Question

A and B are events such that \[P(A) = 0.42,P(B) = 0.48\] and \[P\left( {A{\text{ }}and{\text{ }}B} \right) = 0.16\]
Determine \[\left( i \right){\text{ }}P\left( {{\text{not }}A} \right)\], \[\left( {ii} \right){\text{ }}P\left( {{\text{not }}B} \right)\]and \[\left( {iii} \right){\text{ }}P\left( {A{\text{ or }}B} \right)\]

Answer 1

Hint: In order to solve this problem you need to know that \[P\left( {{\text{not }}A} \right){\text{ = }}1 - P\left( A \right)\],\[P\left( {{\text{not }}B} \right){\text{ = }}1 - P\left( B \right)\], and \[P\left( {A{\text{ or }}B} \right) = P\left( A \right) + P\left( B \right) - P\left( {A{\text{ and }}B} \right)\].

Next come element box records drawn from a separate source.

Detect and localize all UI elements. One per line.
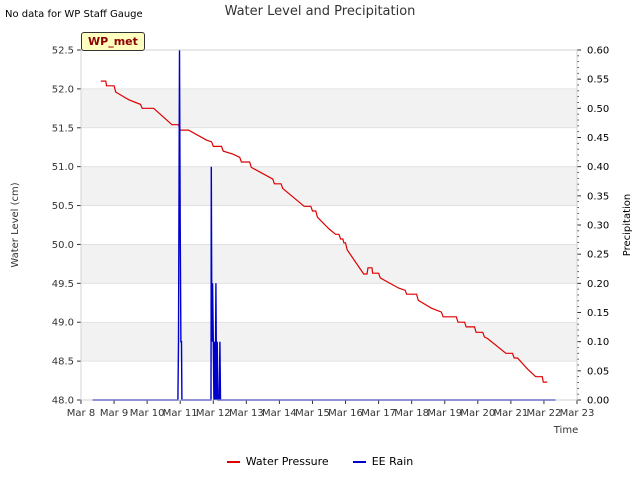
x-tick-label: Mar 13	[229, 408, 264, 419]
x-tick-label: Mar 15	[295, 408, 330, 419]
x-tick-label: Mar 23	[560, 408, 595, 419]
legend-label-ee-rain: EE Rain	[371, 455, 414, 468]
series-line-water-pressure	[100, 80, 548, 383]
legend: Water Pressure EE Rain	[0, 455, 640, 468]
x-axis-label: Time	[553, 425, 578, 436]
site-badge: WP_met	[81, 32, 145, 51]
legend-swatch-water-pressure	[226, 460, 240, 463]
y2-tick-label: 0.30	[587, 221, 609, 232]
x-tick-label: Mar 9	[100, 408, 128, 419]
y-tick-label: 48.5	[52, 357, 74, 368]
x-tick-label: Mar 16	[328, 408, 363, 419]
y2-tick-label: 0.45	[587, 133, 609, 144]
y2-axis-label: Precipitation	[622, 194, 633, 257]
right-axis: 0.00 0.05 0.10 0.15 0.20 0.25 0.30 0.35 0.40 0.45…	[577, 46, 609, 407]
y2-tick-label: 0.40	[587, 162, 609, 173]
y2-tick-label: 0.10	[587, 337, 609, 348]
x-tick-label: Mar 14	[262, 408, 297, 419]
y-tick-label: 49.0	[52, 318, 74, 329]
y2-tick-label: 0.00	[587, 396, 609, 407]
x-tick-label: Mar 19	[427, 408, 462, 419]
y-tick-label: 50.0	[52, 240, 74, 251]
plot-frame	[80, 49, 578, 401]
x-tick-label: Mar 21	[493, 408, 528, 419]
x-tick-label: Mar 11	[163, 408, 198, 419]
y2-tick-label: 0.35	[587, 191, 609, 202]
y2-tick-label: 0.55	[587, 75, 609, 86]
grid-band	[81, 88, 577, 128]
grid-band	[81, 166, 577, 206]
y2-tick-label: 0.50	[587, 104, 609, 115]
legend-swatch-ee-rain	[352, 460, 366, 463]
y2-tick-label: 0.25	[587, 250, 609, 261]
y-tick-label: 52.5	[52, 46, 74, 57]
x-tick-label: Mar 18	[394, 408, 429, 419]
x-tick-label: Mar 8	[67, 408, 95, 419]
no-data-note: No data for WP Staff Gauge	[5, 9, 143, 20]
x-tick-label: Mar 10	[130, 408, 165, 419]
x-tick-label: Mar 22	[527, 408, 562, 419]
chart-title: Water Level and Precipitation	[224, 4, 416, 19]
y-tick-label: 51.5	[52, 123, 74, 134]
y-tick-label: 49.5	[52, 279, 74, 290]
y2-tick-label: 0.05	[587, 366, 609, 377]
legend-label-water-pressure: Water Pressure	[245, 455, 329, 468]
y-tick-label: 52.0	[52, 84, 74, 95]
y-axis-label: Water Level (cm)	[10, 182, 21, 267]
left-axis: 48.0 48.5 49.0 49.5 50.0 50.5 51.0 51.5 52.0 52.5	[52, 46, 81, 407]
plot-lines	[80, 49, 578, 401]
y-tick-label: 50.5	[52, 201, 74, 212]
legend-item-water-pressure: Water Pressure	[226, 455, 329, 468]
y2-tick-label: 0.20	[587, 279, 609, 290]
grid-band	[81, 322, 577, 362]
y-tick-label: 51.0	[52, 162, 74, 173]
grid-bands	[81, 49, 577, 401]
y-tick-label: 48.0	[52, 396, 74, 407]
grid-band	[81, 244, 577, 284]
legend-item-ee-rain: EE Rain	[352, 455, 414, 468]
y2-tick-label: 0.60	[587, 46, 609, 57]
x-tick-label: Mar 12	[196, 408, 231, 419]
x-tick-label: Mar 20	[460, 408, 495, 419]
x-tick-label: Mar 17	[361, 408, 396, 419]
y2-tick-label: 0.15	[587, 308, 609, 319]
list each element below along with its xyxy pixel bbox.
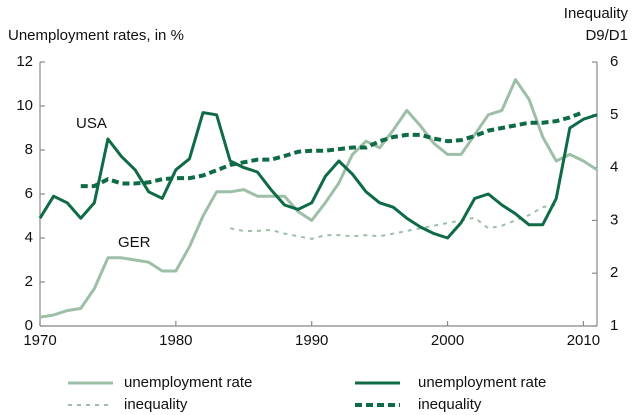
line-series <box>230 203 557 240</box>
y-tick-label: 4 <box>25 229 33 246</box>
x-tick-label: 1970 <box>23 332 56 349</box>
y2-tick-label: 3 <box>610 211 618 228</box>
line-series <box>80 110 585 189</box>
y2-tick-label: 5 <box>610 106 618 123</box>
x-tick-label: 2010 <box>567 332 600 349</box>
y-tick-label: 10 <box>16 97 33 114</box>
x-tick-label: 1990 <box>295 332 328 349</box>
y-axis-title: Unemployment rates, in % <box>8 27 184 44</box>
y2-tick-label: 4 <box>610 159 618 176</box>
y2-axis-title: Inequality <box>564 5 629 22</box>
legend-label: inequality <box>124 396 188 413</box>
legend-label: unemployment rate <box>124 374 252 391</box>
y2-tick-label: 2 <box>610 264 618 281</box>
legend-label: inequality <box>418 396 482 413</box>
y-tick-label: 0 <box>25 317 33 334</box>
y-tick-label: 2 <box>25 273 33 290</box>
y2-tick-label: 1 <box>610 317 618 334</box>
annotation: GER <box>118 234 151 251</box>
y-tick-label: 12 <box>16 53 33 70</box>
legend-label: unemployment rate <box>418 374 546 391</box>
y2-axis-title: D9/D1 <box>585 27 628 44</box>
x-tick-label: 2000 <box>431 332 464 349</box>
y2-tick-label: 6 <box>610 53 618 70</box>
y-tick-label: 8 <box>25 141 33 158</box>
line-series <box>38 111 598 240</box>
annotation: USA <box>76 115 107 132</box>
x-tick-label: 1980 <box>159 332 192 349</box>
y-tick-label: 6 <box>25 185 33 202</box>
line-series <box>39 78 598 319</box>
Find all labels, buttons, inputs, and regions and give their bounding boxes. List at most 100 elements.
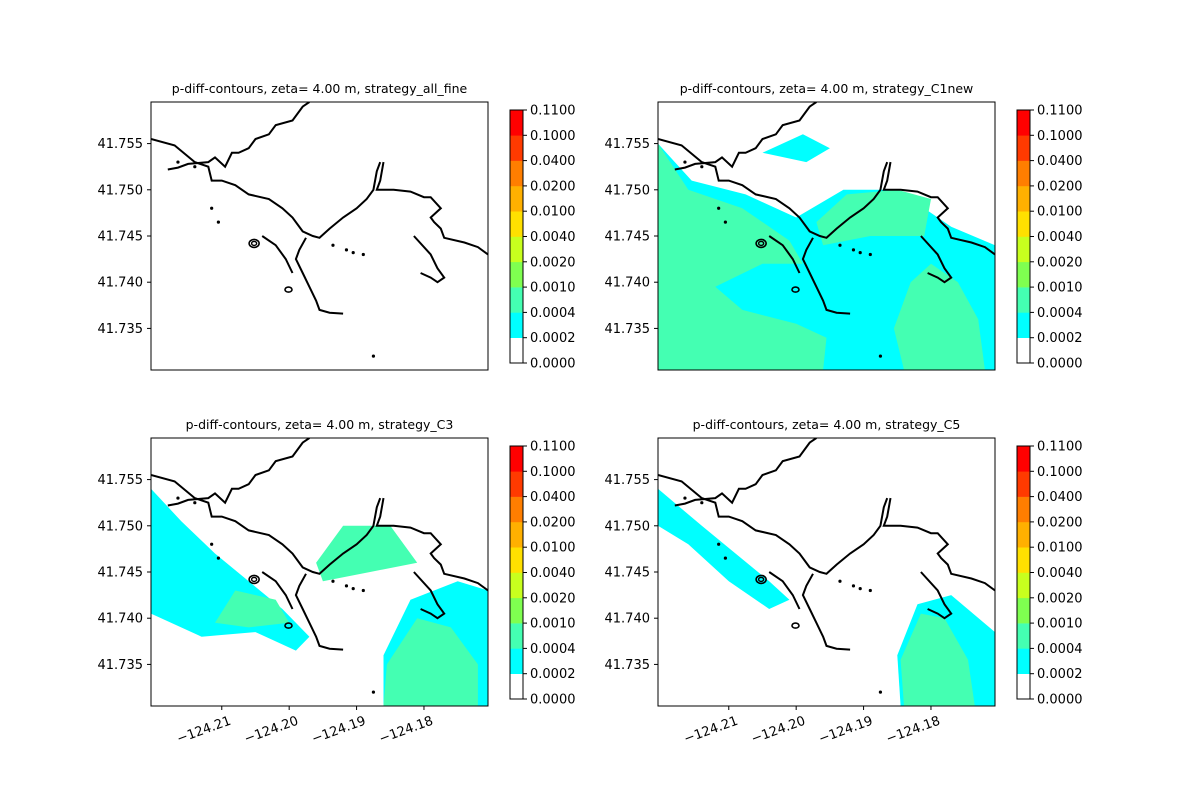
colorbar-swatch xyxy=(1017,287,1030,313)
y-tick-label: 41.740 xyxy=(605,276,651,291)
rock-marker xyxy=(371,354,376,358)
colorbar-label: 0.0010 xyxy=(1037,617,1083,632)
x-tick-label: −124.20 xyxy=(749,714,807,747)
rock-marker xyxy=(210,542,214,546)
island-outline xyxy=(757,576,765,583)
contour-region-5 xyxy=(383,618,478,706)
coastline-segment xyxy=(375,497,488,592)
colorbar-label: 0.0040 xyxy=(1037,566,1083,581)
colorbar-label: 0.0004 xyxy=(1037,642,1083,657)
colorbar-label: 0.0200 xyxy=(1037,515,1083,530)
colorbar-swatch xyxy=(1017,521,1030,548)
x-tick-label: −124.18 xyxy=(377,714,435,747)
colorbar-label: 0.0020 xyxy=(530,591,576,606)
colorbar-label: 0.0004 xyxy=(530,642,576,657)
colorbar: 0.0000 0.0002 0.0004 0.0010 0.0020 0.0040 0.01… xyxy=(1016,104,1083,372)
rock-marker xyxy=(717,206,721,210)
rock-marker xyxy=(723,556,728,560)
rock-marker xyxy=(351,251,355,255)
contour-region-5 xyxy=(893,263,985,370)
colorbar-swatch xyxy=(1017,623,1030,649)
colorbar-swatch xyxy=(1017,572,1030,599)
coastline-segment xyxy=(658,474,889,575)
colorbar-swatch xyxy=(1017,312,1030,338)
rock-marker xyxy=(351,587,355,591)
y-tick-label: 41.750 xyxy=(98,519,144,534)
x-tick-label: −124.21 xyxy=(175,714,233,747)
rock-marker xyxy=(858,587,862,591)
coastline-segment xyxy=(920,235,953,284)
y-tick-label: 41.735 xyxy=(605,658,651,673)
colorbar-label: 0.0100 xyxy=(530,205,576,220)
contour-region-3 xyxy=(900,613,975,706)
rock-marker xyxy=(700,501,704,505)
colorbar-swatch xyxy=(1017,446,1030,472)
colorbar-label: 0.0040 xyxy=(530,566,576,581)
chart-panel-2: p-diff-contours, zeta= 4.00 m, strategy_… xyxy=(605,81,1083,372)
chart-title: p-diff-contours, zeta= 4.00 m, strategy_… xyxy=(680,81,974,96)
island-outline xyxy=(791,286,800,293)
y-tick-label: 41.735 xyxy=(98,322,144,337)
chart-panel-3: p-diff-contours, zeta= 4.00 m, strategy_… xyxy=(98,417,576,747)
island-outline xyxy=(250,240,258,247)
rock-marker xyxy=(361,588,365,593)
colorbar-label: 0.0020 xyxy=(530,255,576,270)
rock-marker xyxy=(683,496,687,500)
colorbar-label: 0.0040 xyxy=(1037,230,1083,245)
colorbar-swatch xyxy=(510,185,523,212)
coastline-segment xyxy=(167,438,310,507)
coastline-segment xyxy=(658,138,889,239)
y-tick-label: 41.750 xyxy=(98,183,144,198)
coastline-segment xyxy=(261,571,294,610)
island-outline xyxy=(248,574,260,585)
rock-marker xyxy=(868,588,872,593)
colorbar-label: 0.0000 xyxy=(1037,357,1083,372)
rock-marker xyxy=(851,584,856,588)
y-tick-label: 41.755 xyxy=(605,137,651,152)
rock-marker xyxy=(344,584,349,588)
x-tick-label: −124.20 xyxy=(242,714,300,747)
rock-marker xyxy=(878,354,883,358)
coastline-segment xyxy=(882,161,995,256)
colorbar-swatch xyxy=(510,521,523,548)
colorbar-label: 0.0200 xyxy=(530,515,576,530)
colorbar-swatch xyxy=(510,572,523,599)
colorbar-label: 0.0000 xyxy=(1037,693,1083,708)
colorbar-swatch xyxy=(1017,261,1030,288)
rock-marker xyxy=(723,220,728,224)
island-outline xyxy=(250,576,258,583)
colorbar-label: 0.0400 xyxy=(1037,490,1083,505)
colorbar-swatch xyxy=(510,312,523,338)
colorbar-label: 0.0002 xyxy=(1037,331,1083,346)
colorbar-label: 0.1000 xyxy=(1037,129,1083,144)
colorbar-label: 0.0000 xyxy=(530,693,576,708)
colorbar-label: 0.0040 xyxy=(530,230,576,245)
coastline-segment xyxy=(294,573,344,651)
colorbar-label: 0.0020 xyxy=(1037,591,1083,606)
contour-region-3 xyxy=(658,143,827,370)
colorbar-label: 0.0100 xyxy=(1037,541,1083,556)
island-outline xyxy=(248,238,260,249)
rock-marker xyxy=(176,160,180,164)
colorbar-label: 0.0010 xyxy=(530,617,576,632)
contour-region-4 xyxy=(816,189,931,246)
coastline-segment xyxy=(882,497,995,592)
colorbar-swatch xyxy=(1017,236,1030,263)
chart-panel-4: p-diff-contours, zeta= 4.00 m, strategy_… xyxy=(605,417,1083,747)
colorbar-swatch xyxy=(1017,648,1030,674)
colorbar-swatch xyxy=(510,110,523,136)
island-outline xyxy=(757,240,765,247)
rock-marker xyxy=(210,206,214,210)
y-tick-label: 41.740 xyxy=(605,612,651,627)
rock-marker xyxy=(683,160,687,164)
colorbar-label: 0.1100 xyxy=(530,104,576,119)
x-tick-label: −124.19 xyxy=(817,714,875,747)
y-tick-label: 41.750 xyxy=(605,183,651,198)
colorbar-label: 0.0002 xyxy=(530,667,576,682)
island-outline xyxy=(284,286,293,293)
colorbar-label: 0.0400 xyxy=(1037,154,1083,169)
y-tick-label: 41.735 xyxy=(98,658,144,673)
colorbar: 0.0000 0.0002 0.0004 0.0010 0.0020 0.0040 0.01… xyxy=(509,440,576,708)
colorbar-label: 0.1100 xyxy=(1037,104,1083,119)
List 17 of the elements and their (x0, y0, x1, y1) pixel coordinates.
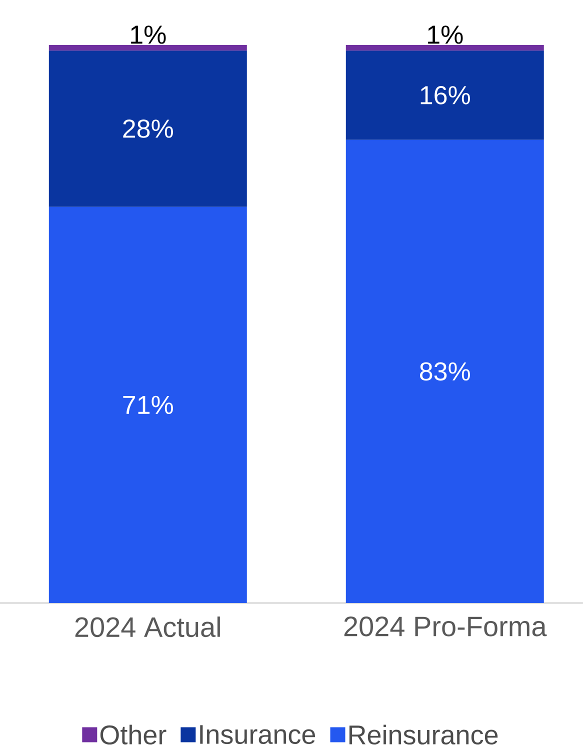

Complete step-by-step answer:
Now according to question it is given
\[P\left( A \right) = 0.42,P\left( B \right) = 0.48{\text{,}}P\left( {A{\text{ and }}B} \right) = 0.16\]
Then,
Probability of not $A$will be given as,
\[\left( {\text{i}} \right)P\left( {{\text{not }}A} \right){\text{ = }}1 - P\left( A \right) = 1 - 0.42 = 0.58\]
Similarly,
Probability of not $B$will be given as
\[\left( {{\text{ii}}} \right)P\left( {{\text{not }}B} \right){\text{ = }}1 - P\left( B \right) = 1 - 0.48 = 0.52\] and
\[\left( {{\text{iii}}} \right)\]Probability of $A$or $B$will be given as
We know that \[P\left( {A{\text{ or }}B} \right) = P\left( A \right) + P\left( B \right) - P\left( {A{\text{ and }}B} \right)\]
So, \[P(A{\text{ or }}B) = 0.42 + 0.48 - 0.16 = 0.74\]

Note: Probability of an event can neither be negative nor it can be greater than 1. In this type of question first note down all the given details. Afterwards apply the formula of Probability of not $A$. \[P\left( {{\text{not }}A} \right){\text{ = }}1 - P\left( A \right)\], Probability of not $B$\[P\left( {{\text{not }}B} \right){\text{ = }}1 - P\left( B \right)\] and Probability of A or B \[P\left( {A{\text{ or }}B} \right) = P\left( A \right) + P\left( B \right) - P\left( {A{\text{ and }}B} \right)\]. Probability is simply how likely something is to happen. Whenever we're unsure about the outcome of an event, we can talk about the probabilities of certain outcomes—how likely they are. The analysis of events governed by probability is called statistics.